Smartphone use (particularly iPhones) is addictive and contagious. Sit down in a public place – a coffee shop, a bar, a book store – and chances are you’ll see someone whip out their phone. Within minutes, sometimes just seconds, someone else will follow. I’ve been out with friends and seen three out of five people at a table all “plugged in.” They were texting, gaming, checking emails, scanning news. Funny thing is, not one of them was actually using the phone to talk.
Phones have become our anytime, all-the-time, information portals and the trend isn’t slowing down.
In 2009, smartphone ownership accounted for 17% of the approximately 234m US mobile devices. That was up from just 11% the year before (comScore data).
These users, according to separate research released by Cisco, accounted for more than 90 petabytes of mobile data traffic per month. That’s roughly equivalent to the data capacity 23milion DVD’s would take up.

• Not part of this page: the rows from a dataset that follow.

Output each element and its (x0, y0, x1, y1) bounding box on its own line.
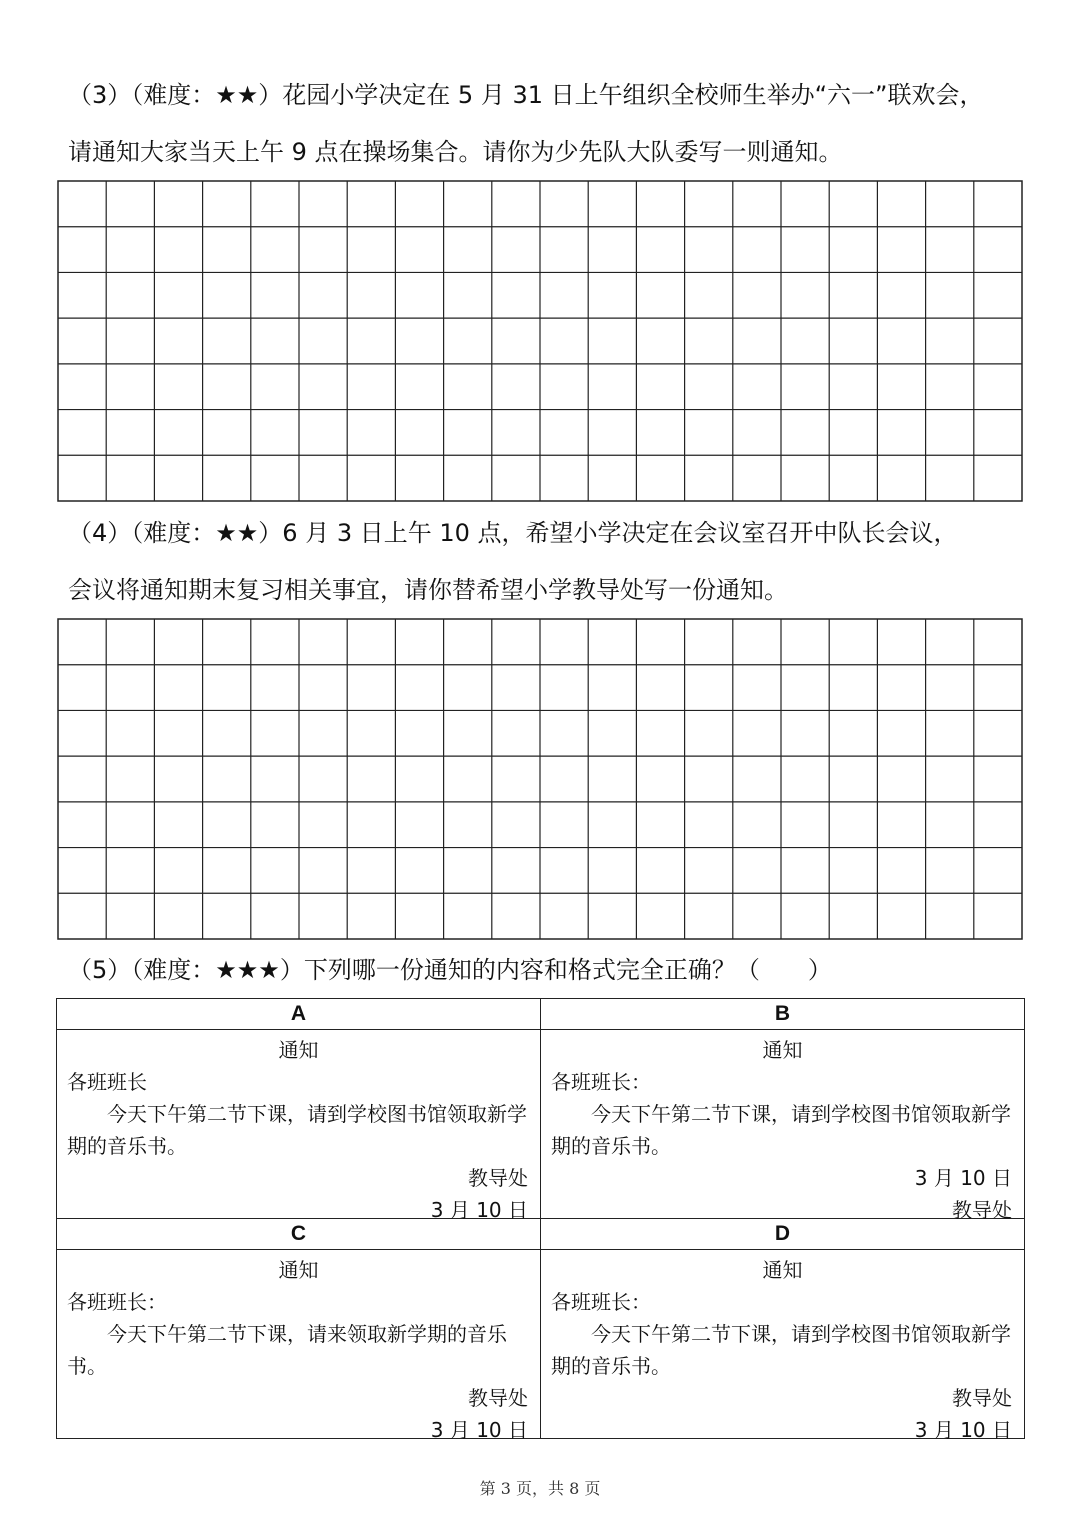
option-a-card[interactable] (57, 1030, 541, 1222)
option-c-card[interactable] (57, 1250, 541, 1442)
q3-line2: 请通知大家当天上午 9 点在操场集合。请你为少先队大队委写一则通知。 (68, 138, 843, 166)
option-d-card[interactable] (541, 1250, 1025, 1442)
q4-grid-svg (57, 618, 1023, 940)
option-d-sign2: 3 月 10 日 (914, 1418, 1012, 1442)
option-a-label[interactable]: A (57, 999, 541, 1030)
option-c-title: 通知 (278, 1258, 319, 1282)
option-c-body: 今天下午第二节下课，请来领取新学期的音乐书。 (67, 1322, 507, 1378)
option-a-title: 通知 (278, 1038, 319, 1062)
option-b-sign1: 3 月 10 日 (914, 1166, 1012, 1190)
option-a-sign1: 教导处 (468, 1166, 528, 1190)
option-c-sign2: 3 月 10 日 (430, 1418, 528, 1442)
option-d-sign1: 教导处 (952, 1386, 1012, 1410)
option-b-body: 今天下午第二节下课，请到学校图书馆领取新学期的音乐书。 (551, 1102, 1011, 1158)
option-b-sign2: 教导处 (952, 1198, 1012, 1222)
option-d-label[interactable]: D (541, 1219, 1025, 1250)
option-a-greeting: 各班班长 (67, 1070, 147, 1094)
q4-line1: （4）（难度：★★）6 月 3 日上午 10 点，希望小学决定在会议室召开中队长会议， (68, 519, 958, 547)
q4-line2: 会议将通知期末复习相关事宜，请你替希望小学教导处写一份通知。 (68, 576, 788, 604)
option-a-sign2: 3 月 10 日 (430, 1198, 528, 1222)
option-b-card[interactable] (541, 1030, 1025, 1222)
option-b-label[interactable]: B (541, 999, 1025, 1030)
q3-writing-grid[interactable] (57, 180, 1023, 502)
q5-line1: （5）（难度：★★★）下列哪一份通知的内容和格式完全正确？（ ） (68, 956, 832, 984)
page-footer: 第 3 页，共 8 页 (479, 1479, 601, 1498)
q4-writing-grid[interactable] (57, 618, 1023, 940)
option-d-greeting: 各班班长： (551, 1290, 651, 1314)
option-c-greeting: 各班班长： (67, 1290, 167, 1314)
options-table (56, 998, 1025, 1442)
option-c-sign1: 教导处 (468, 1386, 528, 1410)
option-d-title: 通知 (762, 1258, 803, 1282)
q3-grid-svg (57, 180, 1023, 502)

By 2014, Cisco expects the data demand to multiply another 39 times.
Referenced in the Times’ piece, the CTIA, the wireless industry’s trade association, said that in 2009 the number of text messages increased 50% nationwide. During the same period, the average length of mobile calls dropped to 1.81 minutes, down from 2.27 in 2008.
The facts are clear: the number of landlines is shrinking, smartphone use is on the rise and data driven mobile activity is accelerating at an exponential pace. Times are changing.
It makes you wonder whether mobile carriers are worried about their infrastructure or rethinking their pricing strategies. Somebody’s going to be paying for the increased loads, it’s just a question of who.